Elda Nympha Cobra Silveira Cadeira n° 21 - Patrono: José Ferraz de Almeida Junior |
As horas
tardias, em decrescência, foram transmutando a cor do aposento, antes moldado
pela penumbra da noite. A luz solar, coada nas tramas da cortina de voile
transparente, foi transformando o ambiente em lindo dia de sol e insolente foi
despertando a linda jovem ainda insone que, abrindo os olhos sonolentos contra
a claridade, sorriu. Um sentimento de felicidade invadiu sua alma ao constatar
que esse seria mais um dia pleno, na somatória de sua vida, pois ao receber de
Deus o presente do sol, ganhou de brinde um friozinho para se aconchegar nas
cobertas de lã de carneiro, nos lençóis perfumados de lavanda e uma mesa farta
de iguarias à sua espera. O cheirinho de café coado impregnou suas narinas e
aguçou seu paladar. Tudo lhe vinha de graça sem esforço nenhum, como dádivas
merecidas, mas na verdade, porque merecidas? Saindo das cobertas, e tomando seu
lauto café da manhã começou a pensar: -- O que farei de útil nessa minha vida
que passa insípida e sem valor para ninguém, pois sou como água desperdiçada
escoando de uma jarra de cristal? Estou me sentindo inútil! Esse viver foi-me
dado por alguma razão!
Que
diferença entre o viver dela e o viver de outras moças, que fazem da rua sua
moradia, negociando seus corpos, outras ou outros usando jornais como cobertor
para enfrentarem o frio, que vai enregelando, não só seus membros, mas também
suas almas. São muito diferentes dela, que não espera nem um minuto para saciar
a fome, estar agasalhada e nem espera para receber amor. Tudo vem de graça, sem
esforço nenhum, como presentes divinos.
-- Meu
Deus! Por que as pessoas têm vidas tão diferentes? O que teria acontecido para
seguirem por caminhos tão diversos?

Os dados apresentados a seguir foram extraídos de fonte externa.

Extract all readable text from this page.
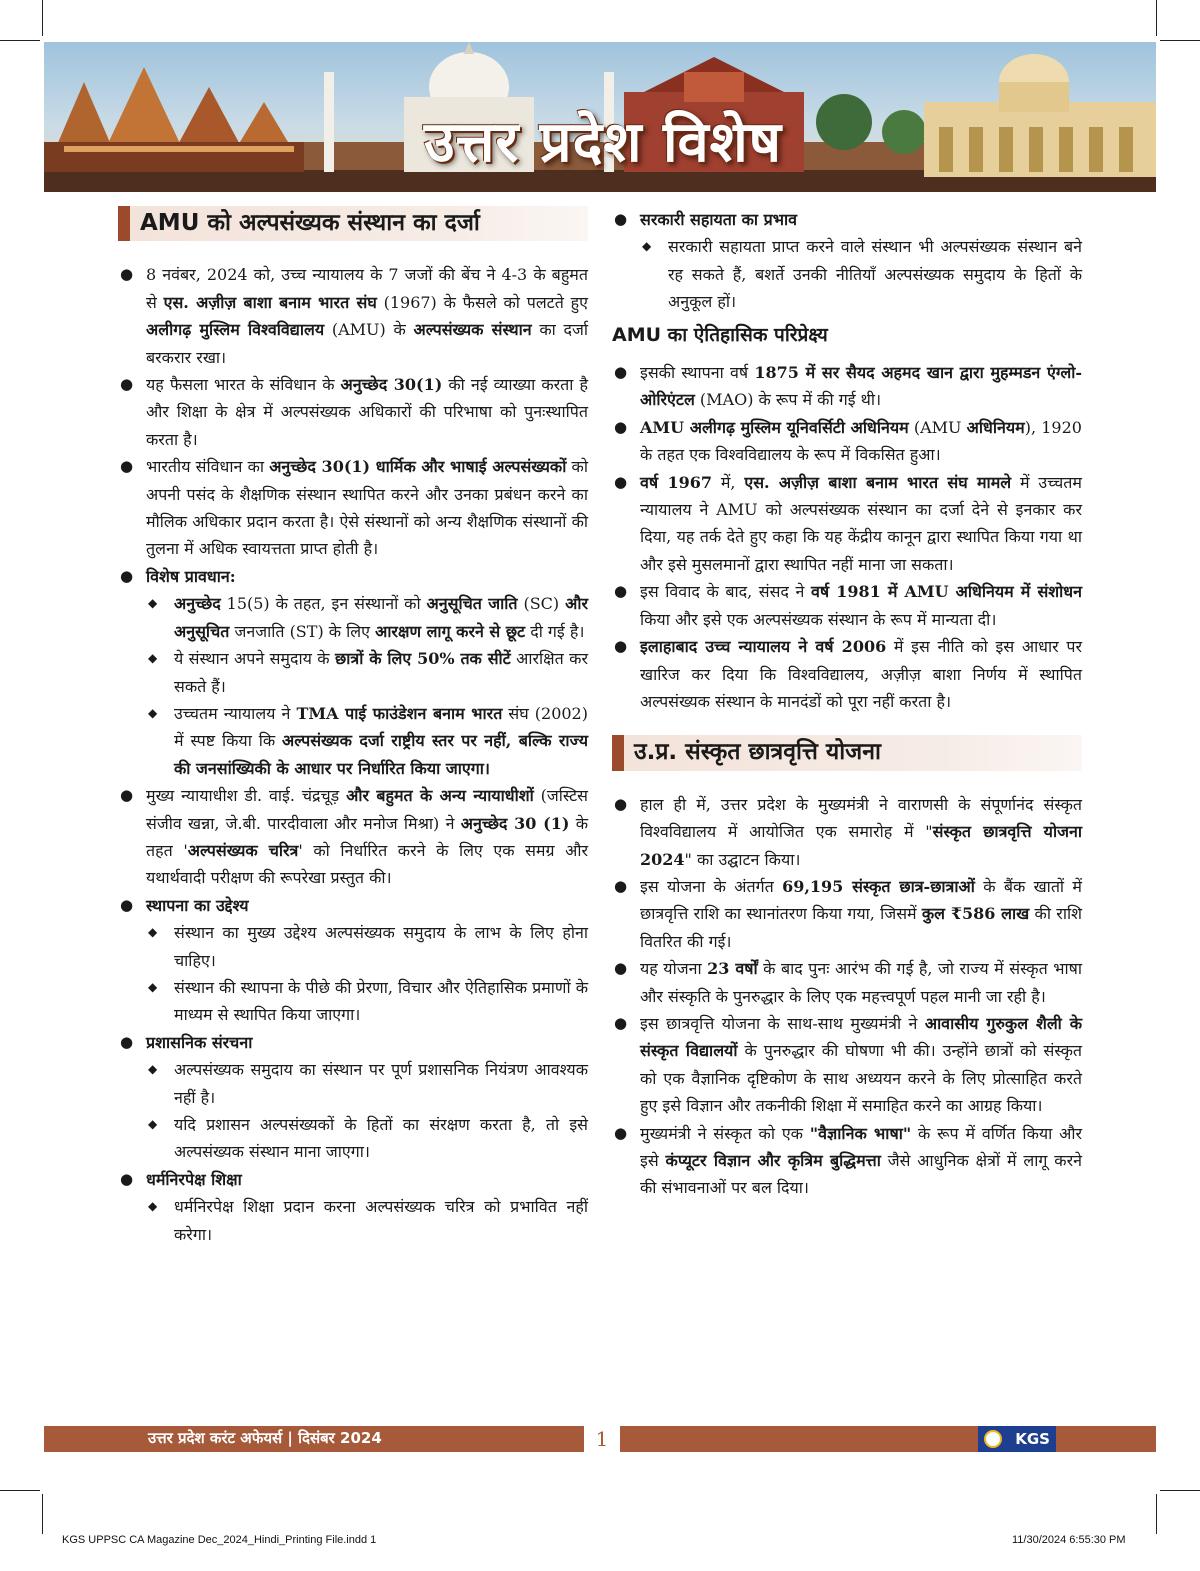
उत्तर प्रदेश विशेष
AMU को अल्पसंख्यक संस्थान का दर्जा
● 8 नवंबर, 2024 को, उच्च न्यायालय के 7 जजों की बेंच ने 4-3 के बहुमत से एस. अज़ीज़ बाशा बनाम भारत संघ (1967) के फैसले को पलटते हुए अलीगढ़ मुस्लिम विश्वविद्यालय (AMU) के अल्पसंख्यक संस्थान का दर्जा बरकरार रखा।
● यह फैसला भारत के संविधान के अनुच्छेद 30(1) की नई व्याख्या करता है और शिक्षा के क्षेत्र में अल्पसंख्यक अधिकारों की परिभाषा को पुनःस्थापित करता है।
● भारतीय संविधान का अनुच्छेद 30(1) धार्मिक और भाषाई अल्पसंख्यकों को अपनी पसंद के शैक्षणिक संस्थान स्थापित करने और उनका प्रबंधन करने का मौलिक अधिकार प्रदान करता है। ऐसे संस्थानों को अन्य शैक्षणिक संस्थानों की तुलना में अधिक स्वायत्तता प्राप्त होती है।
● विशेष प्रावधान:
◆ अनुच्छेद 15(5) के तहत, इन संस्थानों को अनुसूचित जाति (SC) और अनुसूचित जनजाति (ST) के लिए आरक्षण लागू करने से छूट दी गई है।
◆ ये संस्थान अपने समुदाय के छात्रों के लिए 50% तक सीटें आरक्षित कर सकते हैं।
◆ उच्चतम न्यायालय ने TMA पाई फाउंडेशन बनाम भारत संघ (2002) में स्पष्ट किया कि अल्पसंख्यक दर्जा राष्ट्रीय स्तर पर नहीं, बल्कि राज्य की जनसांख्यिकी के आधार पर निर्धारित किया जाएगा।
● मुख्य न्यायाधीश डी. वाई. चंद्रचूड़ और बहुमत के अन्य न्यायाधीशों (जस्टिस संजीव खन्ना, जे.बी. पारदीवाला और मनोज मिश्रा) ने अनुच्छेद 30 (1) के तहत 'अल्पसंख्यक चरित्र' को निर्धारित करने के लिए एक समग्र और यथार्थवादी परीक्षण की रूपरेखा प्रस्तुत की।
● स्थापना का उद्देश्य
◆ संस्थान का मुख्य उद्देश्य अल्पसंख्यक समुदाय के लाभ के लिए होना चाहिए।
◆ संस्थान की स्थापना के पीछे की प्रेरणा, विचार और ऐतिहासिक प्रमाणों के माध्यम से स्थापित किया जाएगा।
● प्रशासनिक संरचना
◆ अल्पसंख्यक समुदाय का संस्थान पर पूर्ण प्रशासनिक नियंत्रण आवश्यक नहीं है।
◆ यदि प्रशासन अल्पसंख्यकों के हितों का संरक्षण करता है, तो इसे अल्पसंख्यक संस्थान माना जाएगा।
● धर्मनिरपेक्ष शिक्षा
◆ धर्मनिरपेक्ष शिक्षा प्रदान करना अल्पसंख्यक चरित्र को प्रभावित नहीं करेगा।
● सरकारी सहायता का प्रभाव
◆ सरकारी सहायता प्राप्त करने वाले संस्थान भी अल्पसंख्यक संस्थान बने रह सकते हैं, बशर्ते उनकी नीतियाँ अल्पसंख्यक समुदाय के हितों के अनुकूल हों।
AMU का ऐतिहासिक परिप्रेक्ष्य
● इसकी स्थापना वर्ष 1875 में सर सैयद अहमद खान द्वारा मुहम्मडन एंग्लो-ओरिएंटल (MAO) के रूप में की गई थी।
● AMU अलीगढ़ मुस्लिम यूनिवर्सिटी अधिनियम (AMU अधिनियम), 1920 के तहत एक विश्वविद्यालय के रूप में विकसित हुआ।
● वर्ष 1967 में, एस. अज़ीज़ बाशा बनाम भारत संघ मामले में उच्चतम न्यायालय ने AMU को अल्पसंख्यक संस्थान का दर्जा देने से इनकार कर दिया, यह तर्क देते हुए कहा कि यह केंद्रीय कानून द्वारा स्थापित किया गया था और इसे मुसलमानों द्वारा स्थापित नहीं माना जा सकता।
● इस विवाद के बाद, संसद ने वर्ष 1981 में AMU अधिनियम में संशोधन किया और इसे एक अल्पसंख्यक संस्थान के रूप में मान्यता दी।
● इलाहाबाद उच्च न्यायालय ने वर्ष 2006 में इस नीति को इस आधार पर खारिज कर दिया कि विश्वविद्यालय, अज़ीज़ बाशा निर्णय में स्थापित अल्पसंख्यक संस्थान के मानदंडों को पूरा नहीं करता है।
उ.प्र. संस्कृत छात्रवृत्ति योजना
● हाल ही में, उत्तर प्रदेश के मुख्यमंत्री ने वाराणसी के संपूर्णानंद संस्कृत विश्वविद्यालय में आयोजित एक समारोह में "संस्कृत छात्रवृत्ति योजना 2024" का उद्घाटन किया।
● इस योजना के अंतर्गत 69,195 संस्कृत छात्र-छात्राओं के बैंक खातों में छात्रवृत्ति राशि का स्थानांतरण किया गया, जिसमें कुल ₹586 लाख की राशि वितरित की गई।
● यह योजना 23 वर्षों के बाद पुनः आरंभ की गई है, जो राज्य में संस्कृत भाषा और संस्कृति के पुनरुद्धार के लिए एक महत्त्वपूर्ण पहल मानी जा रही है।
● इस छात्रवृत्ति योजना के साथ-साथ मुख्यमंत्री ने आवासीय गुरुकुल शैली के संस्कृत विद्यालयों के पुनरुद्धार की घोषणा भी की। उन्होंने छात्रों को संस्कृत को एक वैज्ञानिक दृष्टिकोण के साथ अध्ययन करने के लिए प्रोत्साहित करते हुए इसे विज्ञान और तकनीकी शिक्षा में समाहित करने का आग्रह किया।
● मुख्यमंत्री ने संस्कृत को एक "वैज्ञानिक भाषा" के रूप में वर्णित किया और इसे कंप्यूटर विज्ञान और कृत्रिम बुद्धिमत्ता जैसे आधुनिक क्षेत्रों में लागू करने की संभावनाओं पर बल दिया।
उत्तर प्रदेश करंट अफेयर्स | दिसंबर 2024	1	KGS
KGS UPPSC CA Magazine Dec_2024_Hindi_Printing File.indd 1	11/30/2024 6:55:30 PM
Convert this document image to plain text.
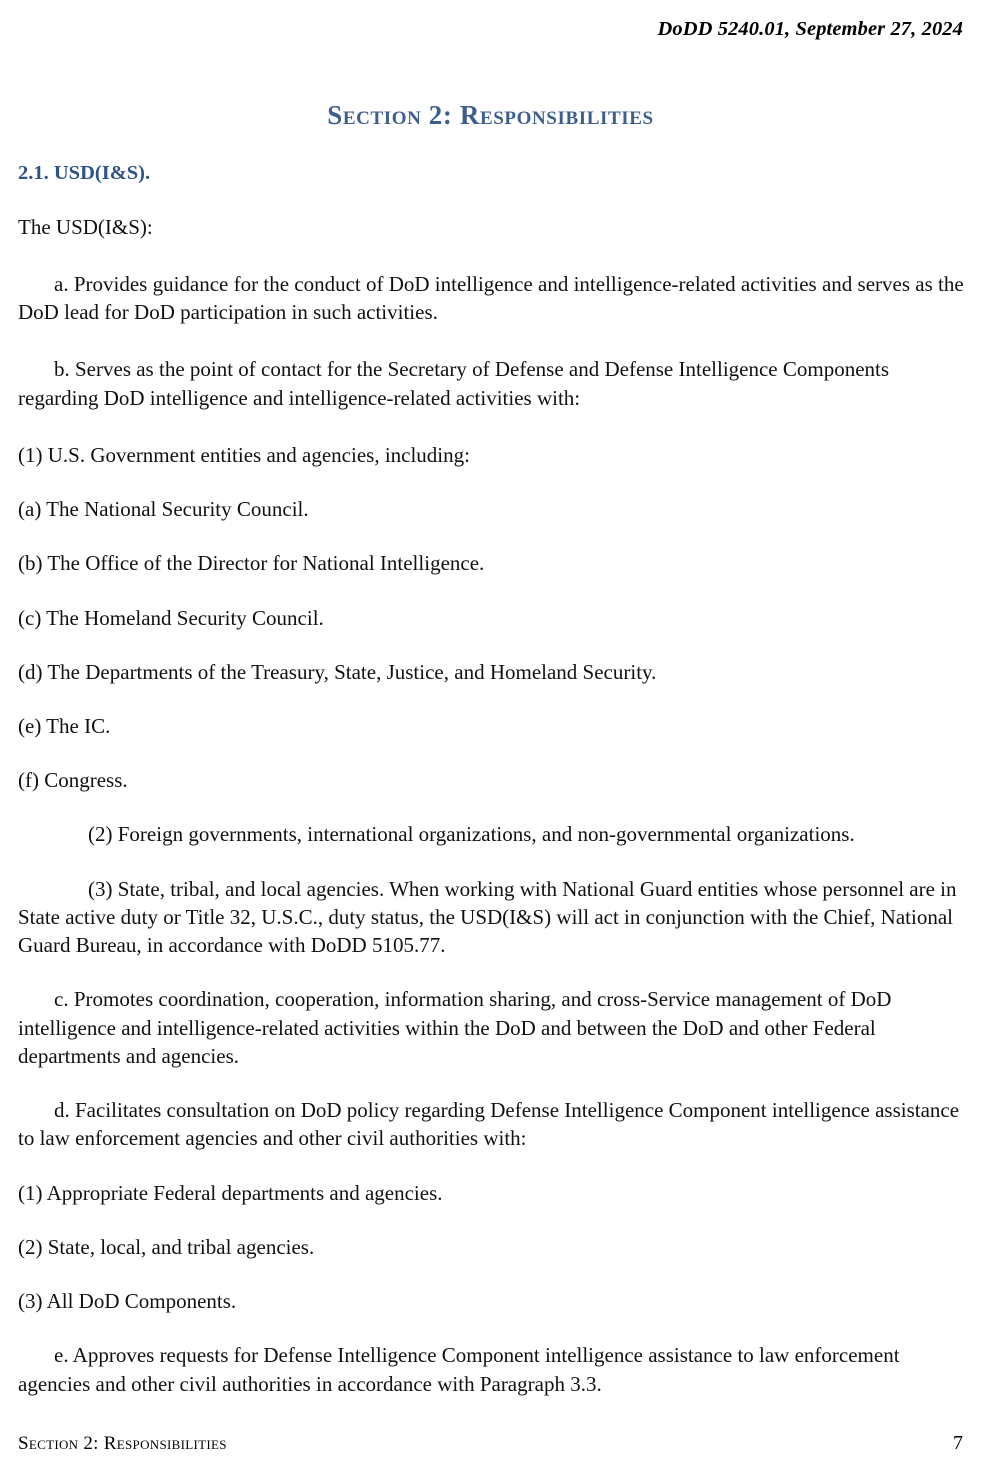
DoDD 5240.01, September 27, 2024
Section 2: Responsibilities
2.1. USD(I&S).

The USD(I&S):

a. Provides guidance for the conduct of DoD intelligence and intelligence-related activities and serves as the DoD lead for DoD participation in such activities.

b. Serves as the point of contact for the Secretary of Defense and Defense Intelligence Components regarding DoD intelligence and intelligence-related activities with:

(1) U.S. Government entities and agencies, including:

(a) The National Security Council.

(b) The Office of the Director for National Intelligence.

(c) The Homeland Security Council.

(d) The Departments of the Treasury, State, Justice, and Homeland Security.

(e) The IC.

(f) Congress.

(2) Foreign governments, international organizations, and non-governmental organizations.

(3) State, tribal, and local agencies. When working with National Guard entities whose personnel are in State active duty or Title 32, U.S.C., duty status, the USD(I&S) will act in conjunction with the Chief, National Guard Bureau, in accordance with DoDD 5105.77.

c. Promotes coordination, cooperation, information sharing, and cross-Service management of DoD intelligence and intelligence-related activities within the DoD and between the DoD and other Federal departments and agencies.

d. Facilitates consultation on DoD policy regarding Defense Intelligence Component intelligence assistance to law enforcement agencies and other civil authorities with:

(1) Appropriate Federal departments and agencies.

(2) State, local, and tribal agencies.

(3) All DoD Components.

e. Approves requests for Defense Intelligence Component intelligence assistance to law enforcement agencies and other civil authorities in accordance with Paragraph 3.3.

Section 2: Responsibilities	7
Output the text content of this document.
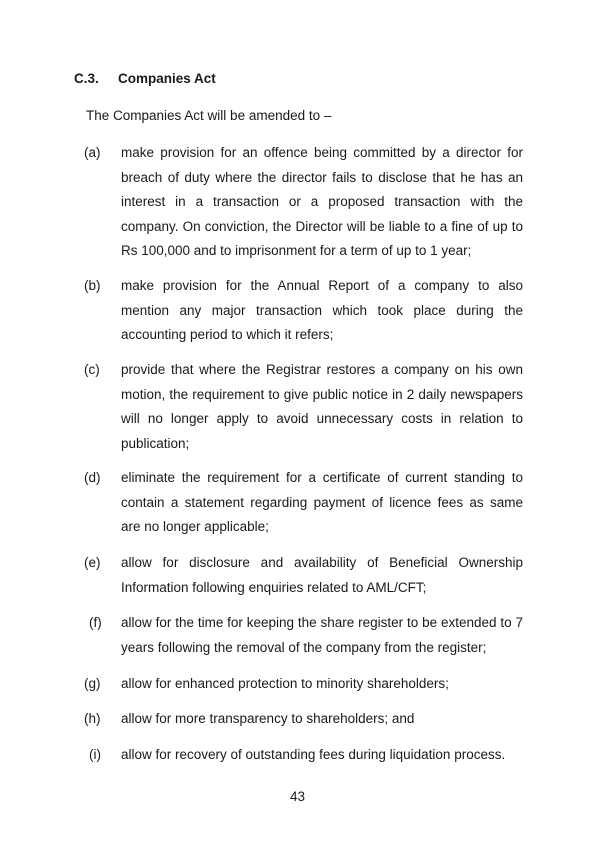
C.3. Companies Act
The Companies Act will be amended to –
(a)	make provision for an offence being committed by a director for breach of duty where the director fails to disclose that he has an interest in a transaction or a proposed transaction with the company. On conviction, the Director will be liable to a fine of up to Rs 100,000 and to imprisonment for a term of up to 1 year;
(b)	make provision for the Annual Report of a company to also mention any major transaction which took place during the accounting period to which it refers;
(c)	provide that where the Registrar restores a company on his own motion, the requirement to give public notice in 2 daily newspapers will no longer apply to avoid unnecessary costs in relation to publication;
(d)	eliminate the requirement for a certificate of current standing to contain a statement regarding payment of licence fees as same are no longer applicable;
(e)	allow for disclosure and availability of Beneficial Ownership Information following enquiries related to AML/CFT;
(f)	allow for the time for keeping the share register to be extended to 7 years following the removal of the company from the register;
(g)	allow for enhanced protection to minority shareholders;
(h)	allow for more transparency to shareholders; and
(i)	allow for recovery of outstanding fees during liquidation process.
43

Por que uns já nascem com privilégios e
recebem dos familiares carinho, afeto e amor, enquanto outros nascem para
sofrer?
Ela
começou a chorar, e uma serviçal querendo consolá-la foi dizendo:
-- Todos
têm que evoluir na escala espiritual: uns estão permeando “caminhos nunca
dantes navegados”, outros, pelos seus merecimentos, já galgaram uma posição
espiritual melhor e têm outros tipos de desafios para moldar seu espírito. A
meta é alcançar o divino, porque todos podem ser santos e a vida é muito breve.
Vale a pena! Afinal, a vida não finda com a morte, continua num outro plano
espiritual.
--
Diga-me o que devo fazer? – respondeu a moça - Agradeço a Deus por essa minha
vida, mas Ele deve esperar que eu tenha um objetivo mais condizente com o que
Ele espera de mim. Ele me deu tantas condições materiais boas, e, portanto, tenho
tempo para dedicar-me aos outros. Sou muito instruída e prendada, você sabe,
devo empregar esses talentos para uma vida mais pratica, porque para mim só
servem de verniz, para ser elogiada por todos e provocar o aumento do meu ego.
A
serviçal a abraçou com ternura, pois a conhecia desde pequena e sorrindo
disse-lhe:
-- Quando
você der amor, o amor virá ao seu encontro. Não espere mais, procure onde seu
coração se contentará, pois “é dando que se recebe”. Deus lhe deu talentos para
serem usados, da forma como preferir.
Essas
palavras nortearam sua vida, e ela foi se sentindo útil.